Yep. If you look at the "How?" and "Performance vs Quality" sections, you can
see that you need to render the scene six times to get the surrounding
environment, so all you would just need to do is make a shader for the
projection[0]. (Rendering the scene six times is pretty common in graphics in
order to generate light probes for dynamic lighting and global illumination.)

I suspect with a modern GPU implementation (Vulkan) and some other minor
optimizations, this could run pretty easily in real-time.

[0] -
[http://tksharpless.net/vedutismo/Pannini/panini.pdf](http://tksharpless.net/vedutismo/Pannini/panini.pdf)

------
henkboyd
Oh wow. If you follow the link to tksharpless, they have a YouTube video. I
got dizzy when I stuck my nose right up to the screen. Next best thing after
GearVR if you don't count the nausea from involuntary camera movement.. From
further away it just looks distorted (like it should) because of FoV mismatch.

------
jokoon
What is the difference between setting a high FOV and using a Pannini or
fisheye projection ?

Does that mean there is less distortion towards the center ?

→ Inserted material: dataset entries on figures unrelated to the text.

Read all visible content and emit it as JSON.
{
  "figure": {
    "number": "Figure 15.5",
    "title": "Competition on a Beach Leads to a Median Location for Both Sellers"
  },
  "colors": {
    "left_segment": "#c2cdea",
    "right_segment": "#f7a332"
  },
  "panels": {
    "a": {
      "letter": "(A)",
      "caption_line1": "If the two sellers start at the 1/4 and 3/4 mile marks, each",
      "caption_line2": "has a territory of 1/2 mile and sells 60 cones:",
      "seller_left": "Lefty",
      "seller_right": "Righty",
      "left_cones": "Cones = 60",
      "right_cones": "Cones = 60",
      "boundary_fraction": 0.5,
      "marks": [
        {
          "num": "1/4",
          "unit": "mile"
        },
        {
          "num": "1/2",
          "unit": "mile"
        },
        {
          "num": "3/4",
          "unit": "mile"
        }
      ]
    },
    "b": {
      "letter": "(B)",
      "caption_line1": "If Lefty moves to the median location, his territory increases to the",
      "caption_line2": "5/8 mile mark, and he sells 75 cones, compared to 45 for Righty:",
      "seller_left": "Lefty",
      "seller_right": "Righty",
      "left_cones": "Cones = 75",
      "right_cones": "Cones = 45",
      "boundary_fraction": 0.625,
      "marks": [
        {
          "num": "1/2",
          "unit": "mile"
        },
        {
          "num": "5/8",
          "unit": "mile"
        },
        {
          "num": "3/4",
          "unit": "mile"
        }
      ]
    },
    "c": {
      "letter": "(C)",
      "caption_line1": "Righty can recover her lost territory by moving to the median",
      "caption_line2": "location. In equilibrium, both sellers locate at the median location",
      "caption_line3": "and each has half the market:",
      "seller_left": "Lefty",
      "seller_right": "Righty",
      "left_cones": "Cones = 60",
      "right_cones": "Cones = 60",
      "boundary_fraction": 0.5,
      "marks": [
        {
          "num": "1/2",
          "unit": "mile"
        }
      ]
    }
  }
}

I did not watch the video yet...

How difficult would it be to integrate a 170 pannini camera using shaders
instead of using quake ? I don't understand why he used quake for this...

------
emmanueloga_
This is fantastic. I found myself wanting to scream Byakugan! while watching
the demo... :p

------
rasz_pl
:o

Now I want Pannini Projection converter for my gopro :)